“Things have changed so much!” said Ms. Fu Ying, Chinese Vice Minister of Foreign Affairs, as she addressed a crowd in Hong Kong at an event sponsored by the Better Hong Kong Foundation this week. The vast improvements in China’s human rights record was a theme that ran throughout her speech.
She said that China was “prosperous, stable, and successful” and implied that it was unique in that position globally. “You look around in the world, which country can use these three adjectives at the same time?” This economic preeminence, said, Ms. Fu, was proof enough that China has made progress in terms of human rights.
“This topic is so difficult!” Ms. Fu continued. It has strained relationships with the West, she said.

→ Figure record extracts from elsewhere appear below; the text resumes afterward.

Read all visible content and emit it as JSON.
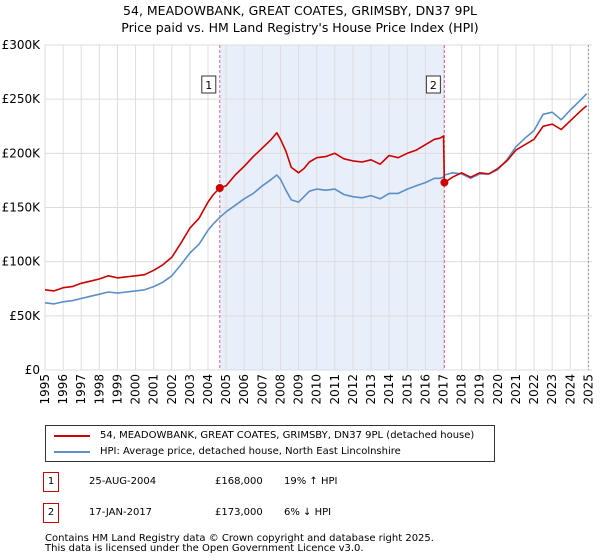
{
  "chart_data": {
    "type": "line",
    "title": "54, MEADOWBANK, GREAT COATES, GRIMSBY, DN37 9PL",
    "subtitle": "Price paid vs. HM Land Registry's House Price Index (HPI)",
    "xlim": [
      1995,
      2025.2
    ],
    "ylim": [
      0,
      300000
    ],
    "x_ticks": [
      1995,
      1996,
      1997,
      1998,
      1999,
      2000,
      2001,
      2002,
      2003,
      2004,
      2005,
      2006,
      2007,
      2008,
      2009,
      2010,
      2011,
      2012,
      2013,
      2014,
      2015,
      2016,
      2017,
      2018,
      2019,
      2020,
      2021,
      2022,
      2023,
      2024,
      2025
    ],
    "x_tick_labels": [
      "1995",
      "1996",
      "1997",
      "1998",
      "1999",
      "2000",
      "2001",
      "2002",
      "2003",
      "2004",
      "2005",
      "2006",
      "2007",
      "2008",
      "2009",
      "2010",
      "2011",
      "2012",
      "2013",
      "2014",
      "2015",
      "2016",
      "2017",
      "2018",
      "2019",
      "2020",
      "2021",
      "2022",
      "2023",
      "2024",
      "2025"
    ],
    "y_ticks": [
      0,
      50000,
      100000,
      150000,
      200000,
      250000,
      300000
    ],
    "y_tick_labels": [
      "£0",
      "£50K",
      "£100K",
      "£150K",
      "£200K",
      "£250K",
      "£300K"
    ],
    "shaded_span": [
      2004.65,
      2017.05
    ],
    "series": [
      {
        "name": "54, MEADOWBANK, GREAT COATES, GRIMSBY, DN37 9PL (detached house)",
        "color": "#cc0000",
        "x": [
          1995,
          1995.5,
          1996,
          1996.5,
          1997,
          1997.5,
          1998,
          1998.5,
          1999,
          1999.5,
          2000,
          2000.5,
          2001,
          2001.5,
          2002,
          2002.5,
          2003,
          2003.5,
          2004,
          2004.3,
          2004.65,
          2005,
          2005.5,
          2006,
          2006.5,
          2007,
          2007.5,
          2007.8,
          2008,
          2008.3,
          2008.6,
          2009,
          2009.3,
          2009.6,
          2010,
          2010.5,
          2011,
          2011.5,
          2012,
          2012.5,
          2013,
          2013.5,
          2014,
          2014.5,
          2015,
          2015.5,
          2016,
          2016.5,
          2016.8,
          2017.0,
          2017.05,
          2017.5,
          2018,
          2018.5,
          2019,
          2019.5,
          2020,
          2020.5,
          2021,
          2021.5,
          2022,
          2022.5,
          2023,
          2023.5,
          2024,
          2024.5,
          2024.9
        ],
        "y": [
          74000,
          73000,
          76000,
          77000,
          80000,
          82000,
          84000,
          87000,
          85000,
          86000,
          87000,
          88000,
          92000,
          97000,
          104000,
          117000,
          131000,
          140000,
          155000,
          162000,
          168000,
          170000,
          180000,
          188000,
          197000,
          205000,
          213000,
          219000,
          213000,
          202000,
          187000,
          182000,
          186000,
          192000,
          196000,
          197000,
          200000,
          195000,
          193000,
          192000,
          194000,
          190000,
          198000,
          196000,
          200000,
          203000,
          208000,
          213000,
          214000,
          216000,
          173000,
          178000,
          182000,
          178000,
          182000,
          181000,
          186000,
          193000,
          203000,
          208000,
          213000,
          225000,
          227000,
          222000,
          230000,
          238000,
          244000
        ]
      },
      {
        "name": "HPI: Average price, detached house, North East Lincolnshire",
        "color": "#5b8fc9",
        "x": [
          1995,
          1995.5,
          1996,
          1996.5,
          1997,
          1997.5,
          1998,
          1998.5,
          1999,
          1999.5,
          2000,
          2000.5,
          2001,
          2001.5,
          2002,
          2002.5,
          2003,
          2003.5,
          2004,
          2004.3,
          2004.65,
          2005,
          2005.5,
          2006,
          2006.5,
          2007,
          2007.5,
          2007.8,
          2008,
          2008.3,
          2008.6,
          2009,
          2009.3,
          2009.6,
          2010,
          2010.5,
          2011,
          2011.5,
          2012,
          2012.5,
          2013,
          2013.5,
          2014,
          2014.5,
          2015,
          2015.5,
          2016,
          2016.5,
          2016.8,
          2017.0,
          2017.05,
          2017.5,
          2018,
          2018.5,
          2019,
          2019.5,
          2020,
          2020.5,
          2021,
          2021.5,
          2022,
          2022.5,
          2023,
          2023.5,
          2024,
          2024.5,
          2024.9
        ],
        "y": [
          62000,
          61000,
          63000,
          64000,
          66000,
          68000,
          70000,
          72000,
          71000,
          72000,
          73000,
          74000,
          77000,
          81000,
          87000,
          97000,
          108000,
          116000,
          129000,
          135000,
          141000,
          146000,
          152000,
          158000,
          163000,
          170000,
          176000,
          180000,
          176000,
          166000,
          157000,
          155000,
          160000,
          165000,
          167000,
          166000,
          167000,
          162000,
          160000,
          159000,
          161000,
          158000,
          163000,
          163000,
          167000,
          170000,
          173000,
          177000,
          177000,
          178000,
          180000,
          182000,
          181000,
          177000,
          181000,
          181000,
          185000,
          194000,
          206000,
          214000,
          221000,
          236000,
          238000,
          231000,
          240000,
          248000,
          255000
        ]
      }
    ],
    "sales": [
      {
        "id": "1",
        "x": 2004.65,
        "price": 168000
      },
      {
        "id": "2",
        "x": 2017.05,
        "price": 173000
      }
    ]
  },
  "legend": {
    "property_label": "54, MEADOWBANK, GREAT COATES, GRIMSBY, DN37 9PL (detached house)",
    "hpi_label": "HPI: Average price, detached house, North East Lincolnshire"
  },
  "transactions": [
    {
      "marker": "1",
      "date": "25-AUG-2004",
      "price": "£168,000",
      "hpi": "19% ↑ HPI"
    },
    {
      "marker": "2",
      "date": "17-JAN-2017",
      "price": "£173,000",
      "hpi": "6% ↓ HPI"
    }
  ],
  "footer": {
    "line1": "Contains HM Land Registry data © Crown copyright and database right 2025.",
    "line2": "This data is licensed under the Open Government Licence v3.0."
  },
  "colors": {
    "property": "#cc0000",
    "hpi": "#5b8fc9",
    "shade": "#e8eefa",
    "grid": "#dddddd",
    "vline": "#dd6688"
  }
}
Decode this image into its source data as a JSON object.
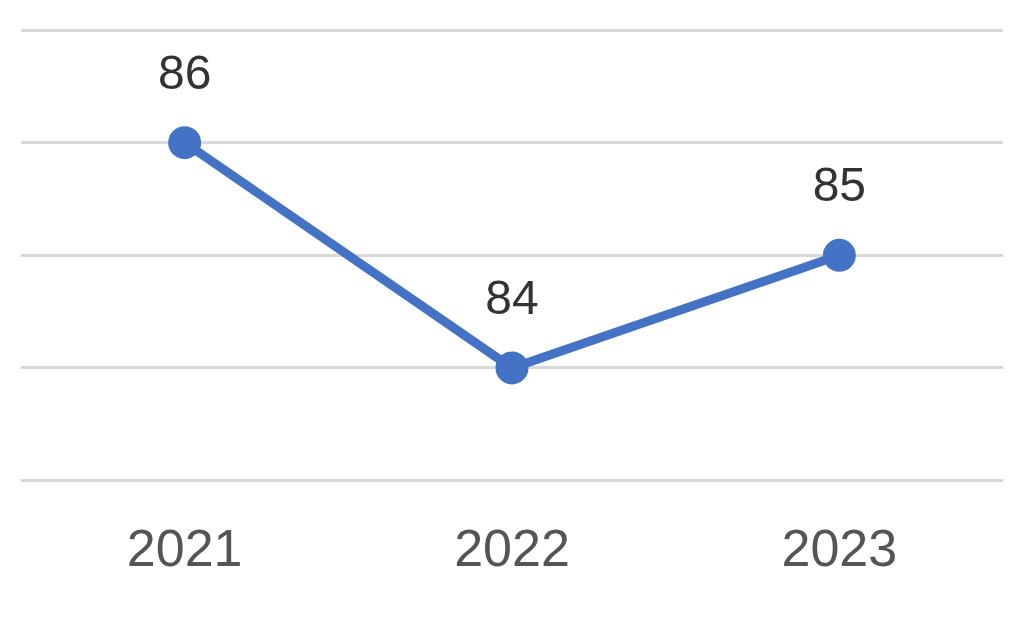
{
  "chart_data": {
    "type": "line",
    "categories": [
      "2021",
      "2022",
      "2023"
    ],
    "series": [
      {
        "color": "#4472c4",
        "values": [
          86,
          84,
          85
        ]
      }
    ],
    "ylim": [
      83,
      87
    ],
    "yticks": [
      {
        "value": 83,
        "label": null
      },
      {
        "value": 84,
        "label": null
      },
      {
        "value": 85,
        "label": null
      },
      {
        "value": 86,
        "label": null
      },
      {
        "value": 87,
        "label": null
      }
    ],
    "grid": "y",
    "tick_labels": "x",
    "data_labels": true,
    "marker": "circle",
    "line_style": "solid"
  }
}
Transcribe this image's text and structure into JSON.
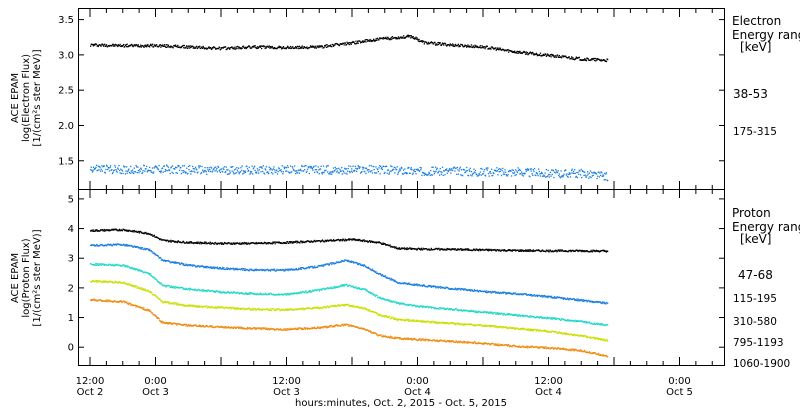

“In our debate with many Western countries, the concept is narrowed. Down, down, down, down. To one thing. That is the right to topple the Chinese government. The right to change the political system in China. In the end, the debate has come down to that point.” But, she said, “the law is against that. There is a law and a rule against that.”
What is rankling the debate, Ms. Fu asserted, is the differing conceptions of human rights — China is taking a broader view, she believes, while the West is only pointing to the right to elect a government.
It’s enlightening to hear a Chinese official defend the country’s record on human rights — her voice radiated the frustration her administration feels that despite all of China’s improvements and economic success, the West keeps focusing on its human rights violations.
When we speak in generalities about human rights, it’s easy to become swayed by China’s insistence that it is improving and that the West should not treat it like a “little brother,” in Ms. Fu’s words. But when one looks at the specifics — like China’s failure to stem the increase in lead poisoning cases and its cover-up of the issue — it becomes harder to ignore the human rights debate and leave it to the Chinese to sort out, as Ms. Fu seems to prefer.